While here, a sudden alarm of fire was heard. Davy jumped for his hat, and almost had to be held by his friends to keep him from rushing into the street. He told them that many a time he had ridden bareback to fires in his own neighborhood, and the city’s indifference to such exciting happenings was hard for him to understand.
During the 31st Davy visited some of the newspaper offices, among them those of the Courier, the Enquirer, and the Star. Then he saw Pearl Street, making his way with much dodging about through the boxes that covered the sidewalks. His party next took in the Stock Exchange, and before he left he made a speech from the steps leading down to the main floor. Returning to the hotel for dinner, he visited with friends until they all decided to go to Peale’s Museum. This, says Davy, was “over my head.” He makes no attempt to describe what he saw, but was filled with wonder at seeing “whole rows of little bugs and such like varments” set up in boxes, and could not see why they should be thought worthy of exhibition.
From the Museum Davy went to the City Hall, where he met the Mayor, who had once been a tanner, and Davy remarked to him that they “had both clumb a long way up from where they started.” Before leaving the City Hall he was invited to dine at Colonel Draper’s, where he met Major Jack Downing, then a great celebrity.
Next came an invitation to sup with the Young Whigs. “Well, now,” says Davy, “they had better keep some of these things for somebody else to eat, thinks I, for I’m sure I’m as full as a young cub.” But the invitation was accepted.

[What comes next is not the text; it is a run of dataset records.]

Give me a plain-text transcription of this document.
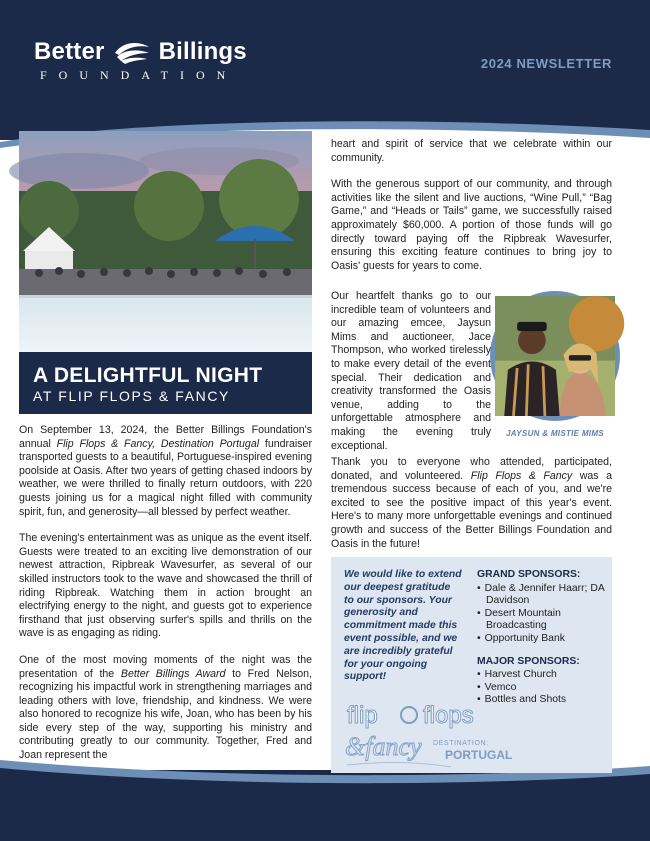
Better Billings
FOUNDATION
2024 NEWSLETTER
A DELIGHTFUL NIGHT
AT FLIP FLOPS & FANCY

On September 13, 2024, the Better Billings Foundation's annual Flip Flops & Fancy, Destination Portugal fundraiser transported guests to a beautiful, Portuguese-inspired evening poolside at Oasis. After two years of getting chased indoors by weather, we were thrilled to finally return outdoors, with 220 guests joining us for a magical night filled with community spirit, fun, and generosity—all blessed by perfect weather.

The evening's entertainment was as unique as the event itself. Guests were treated to an exciting live demonstration of our newest attraction, Ripbreak Wavesurfer, as several of our skilled instructors took to the wave and showcased the thrill of riding Ripbreak. Watching them in action brought an electrifying energy to the night, and guests got to experience firsthand that just observing surfer's spills and thrills on the wave is as engaging as riding.

One of the most moving moments of the night was the presentation of the Better Billings Award to Fred Nelson, recognizing his impactful work in strengthening marriages and leading others with love, friendship, and kindness. We were also honored to recognize his wife, Joan, who has been by his side every step of the way, supporting his ministry and contributing greatly to our community. Together, Fred and Joan represent the

heart and spirit of service that we celebrate within our community.

With the generous support of our community, and through activities like the silent and live auctions, “Wine Pull,” “Bag Game,” and “Heads or Tails” game, we successfully raised approximately $60,000. A portion of those funds will go directly toward paying off the Ripbreak Wavesurfer, ensuring this exciting feature continues to bring joy to Oasis' guests for years to come.

Our heartfelt thanks go to our incredible team of volunteers and our amazing emcee, Jaysun Mims and auctioneer, Jace Thompson, who worked tirelessly to make every detail of the event special. Their dedication and creativity transformed the Oasis venue, adding to the unforgettable atmosphere and making the evening truly exceptional.
JAYSUN & MISTIE MIMS

Thank you to everyone who attended, participated, donated, and volunteered. Flip Flops & Fancy was a tremendous success because of each of you, and we're excited to see the positive impact of this year's event. Here's to many more unforgettable evenings and continued growth and success of the Better Billings Foundation and Oasis in the future!

We would like to extend our deepest gratitude to our sponsors. Your generosity and commitment made this event possible, and we are incredibly grateful for your ongoing support!
GRAND SPONSORS:
• Dale & Jennifer Haarr; DA Davidson
• Desert Mountain Broadcasting
• Opportunity Bank
MAJOR SPONSORS:
• Harvest Church
• Vemco
• Bottles and Shots
flip flops
&fancy DESTINATION:
PORTUGAL
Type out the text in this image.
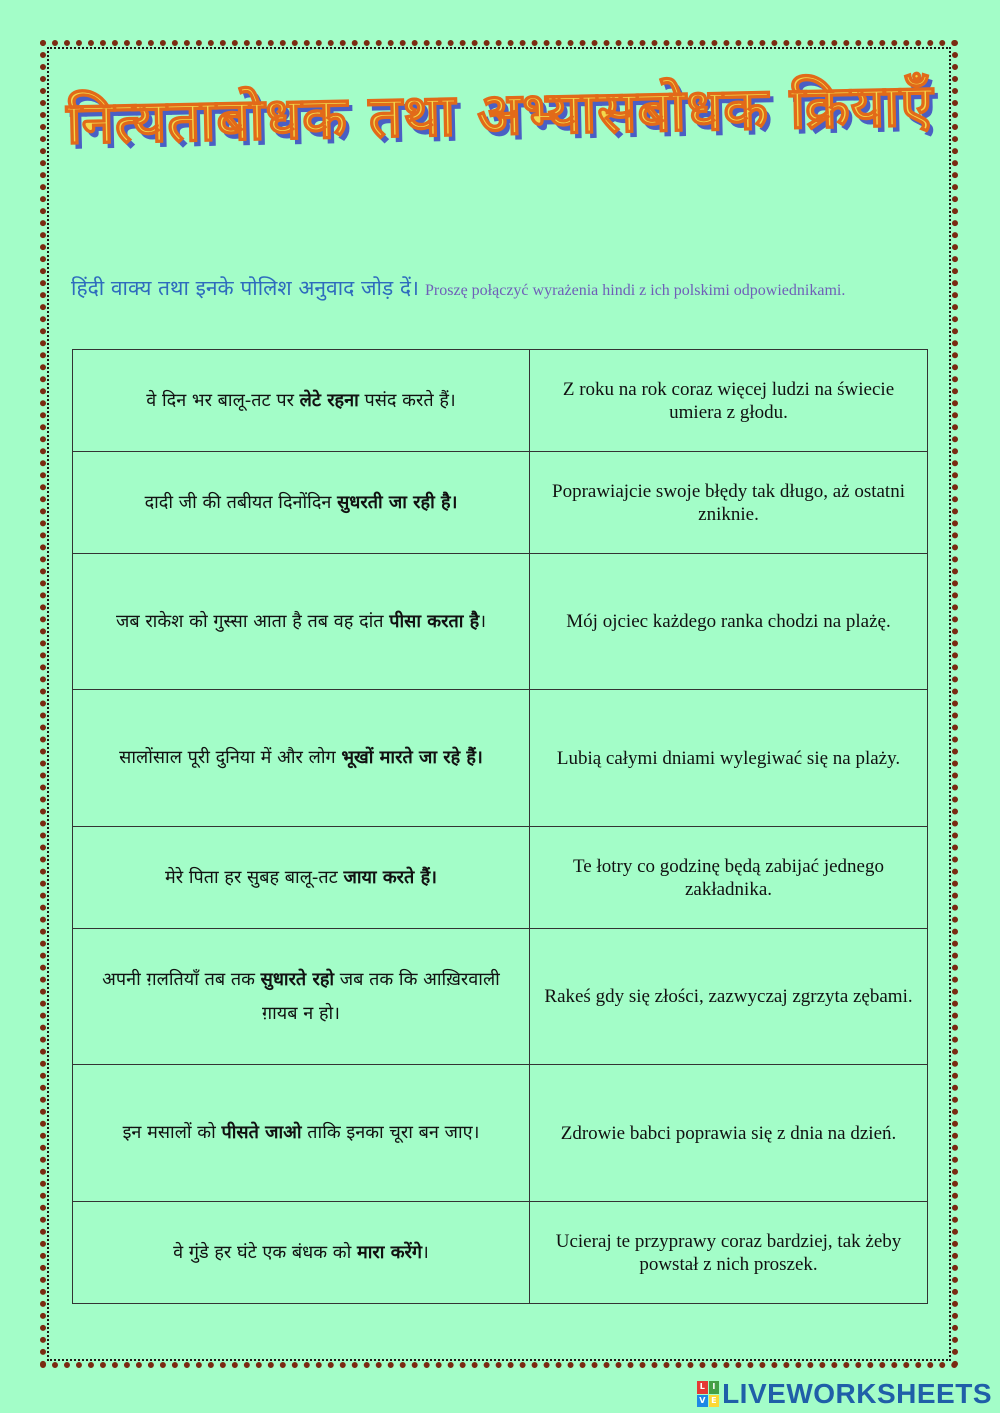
नित्यताबोधक तथा अभ्यासबोधक क्रियाएँ
हिंदी वाक्य तथा इनके पोलिश अनुवाद जोड़ दें। Proszę połączyć wyrażenia hindi z ich polskimi odpowiednikami.
वे दिन भर बालू-तट पर लेटे रहना पसंद करते हैं।	Z roku na rok coraz więcej ludzi na świecie umiera z głodu.
दादी जी की तबीयत दिनोंदिन सुधरती जा रही है।	Poprawiajcie swoje błędy tak długo, aż ostatni zniknie.
जब राकेश को गुस्सा आता है तब वह दांत पीसा करता है।	Mój ojciec każdego ranka chodzi na plażę.
सालोंसाल पूरी दुनिया में और लोग भूखों मारते जा रहे हैं।	Lubią całymi dniami wylegiwać się na plaży.
मेरे पिता हर सुबह बालू-तट जाया करते हैं।	Te łotry co godzinę będą zabijać jednego zakładnika.
अपनी ग़लतियाँ तब तक सुधारते रहो जब तक कि आख़िरवाली ग़ायब न हो।	Rakeś gdy się złości, zazwyczaj zgrzyta zębami.
इन मसालों को पीसते जाओ ताकि इनका चूरा बन जाए।	Zdrowie babci poprawia się z dnia na dzień.
वे गुंडे हर घंटे एक बंधक को मारा करेंगे।	Ucieraj te przyprawy coraz bardziej, tak żeby powstał z nich proszek.
L I
V E LIVEWORKSHEETS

After Judge Clayton, of Georgia, had made a speech that “made the tumblers hop,” Colonel Crockett was formally toasted as “the undeviating supporter of the Constitution and the Laws.” He responded to the toast in a short speech, in which he referred to the impossibility of plowing a straight furrow towards the cow that kept moving about. If he had followed Jackson, he said, his furrow would have been as crooked as the one made by the boy who had plowed all the forenoon after that kind of a cow.
The next day was the 1st of May, and while driving about in a barouche with Colonel S. D. Jackson, he was astonished at the number of loads of furniture he saw in the streets. When told that it was moving-day, he remarked that it would take a good deal to get him out of his own log-house; such restlessness was beyond his understanding. They then drove to the Five Points, which Dickens said could be backed, in respect to wretchedness, against Seven Dials or any other part of St. Giles’s. The sight of so much squalor and misery made Davy wonder what could induce human beings to stay in such places, instead of “clearing out for a new country, where every hide hangs by its own tail.”
As Davy walked back to the American Hotel, after leaving the Colonel, he was introduced to Albert Gallatin, the celebrated scholar, volunteer soldier, suppressor of the Whiskey Insurrection, and Jefferson’s Secretary of the Treasury. The old veteran of seventy-three, straw hat in hand, was also “moving,” Davy says. He pointed out to him the house he was leaving, which was about to be torn down, with others, to be replaced by a big tavern to be built by John Jacob Astor, and to cover a whole square. Before Davy left, a day or so later, he saw the roofs of the houses torn off by the workmen. The big tavern was the famous Astor House.
Some time during the same day, a new flag was hoisted at the Battery, then the favorite promenade of the fashionables of the city. Davy was invited, and witnessed a parade of the artillery, under command of General Morton, formerly of the Revolutionary army. An entertainment followed, in which eating and drinking played the usual prominent part. Davy seems to have been greatly pleased with the Battery and its views of the bay and islands about. “It is a beautiful meadow of a place,” he says, “all measured off, with nice walks of gravel between the grass plats, full of big shade trees, and filled with people and a great many children, that come there to get the fresh air that comes off the water of the bay.”
Early the next morning Davy visited Thorburn’s renowned seed-store, and from there went to a rifle match in Jersey City. There he hit a quarter at forty yards, off-hand, with a strange gun, and made other shots that sustained his reputation as a marksman. He was used up with sight-seeing, and was glad to go to Boston at the invitation of another new-made friend, Captain Comstock, in command of one of the Long Island steamboats. On the way to the dock they drove around through South and Front Streets. Here the queen clippers of the world lay moored, with their bowsprits high above the pavements, and their rigged-in jib-booms almost touching the buildings along the water-front.